Prove that $g$ is injective.
Attempt:
Suppose $g(a) = g(b)$ where $a,b \in [0,1]$.
I am kind of stuck here. I have no clue how to move forward from here.
Could someone please provide me with a direction to follow.
Informally: if a path intersects itself, it forms a loop which we can cut out, thus making it shorter.

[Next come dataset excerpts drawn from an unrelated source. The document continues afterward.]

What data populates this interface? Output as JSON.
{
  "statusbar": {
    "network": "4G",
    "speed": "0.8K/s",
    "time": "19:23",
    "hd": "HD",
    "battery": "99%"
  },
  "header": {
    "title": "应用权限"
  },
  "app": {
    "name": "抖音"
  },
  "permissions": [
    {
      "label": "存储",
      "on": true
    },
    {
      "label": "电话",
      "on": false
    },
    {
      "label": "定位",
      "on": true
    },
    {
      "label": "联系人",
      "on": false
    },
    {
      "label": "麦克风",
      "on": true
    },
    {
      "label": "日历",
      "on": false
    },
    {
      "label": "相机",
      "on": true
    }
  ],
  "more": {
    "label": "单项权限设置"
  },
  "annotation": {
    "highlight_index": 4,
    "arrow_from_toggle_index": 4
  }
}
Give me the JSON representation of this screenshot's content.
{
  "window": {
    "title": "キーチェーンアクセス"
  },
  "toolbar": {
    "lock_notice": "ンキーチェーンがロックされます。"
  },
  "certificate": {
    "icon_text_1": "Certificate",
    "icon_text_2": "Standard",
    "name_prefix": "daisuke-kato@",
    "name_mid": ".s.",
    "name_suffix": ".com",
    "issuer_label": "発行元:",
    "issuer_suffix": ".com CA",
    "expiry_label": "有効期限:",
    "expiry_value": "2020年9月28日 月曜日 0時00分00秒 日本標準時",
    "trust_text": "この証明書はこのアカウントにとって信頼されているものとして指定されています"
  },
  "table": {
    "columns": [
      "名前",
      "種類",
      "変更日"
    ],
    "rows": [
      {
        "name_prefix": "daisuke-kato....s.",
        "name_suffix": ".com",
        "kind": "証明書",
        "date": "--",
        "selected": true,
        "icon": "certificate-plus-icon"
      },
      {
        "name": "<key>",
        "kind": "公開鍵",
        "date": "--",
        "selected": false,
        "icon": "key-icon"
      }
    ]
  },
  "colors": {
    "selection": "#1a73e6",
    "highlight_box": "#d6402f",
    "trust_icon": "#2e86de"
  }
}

Formally: Suppose $g(a)=g(b)$ where $0\le a<b\le 1$. Define $$ h(t) = \begin{cases} g(t), \quad & 0 \le t\le a, \\ g(t-a+b), \quad & a \le t\le 1+a-b \end{cases} $$ Then:
$h$ is $m$-Lipschitz. Indeed, the only nonobvious case is $0\le t < a < s \le 1+a-b$. But then $$ |h(t)-h(s)| = |h(t) - h(a) + h(a) - h(s)| \le |h(t) - h(a)| + |h(a) - h(s)| \\ = |g(t) -g(a)| + |g(b) - g(s-a+b)| \le m(a-t) + m(s-a) = m(s-t) $$ where I write $| \cdot - \cdot |$ instead of $d_X(\cdot, \cdot)$ for brevity.
The path defined by $h$ has length at most $m(1+a-b) < m$. This is a contradiction.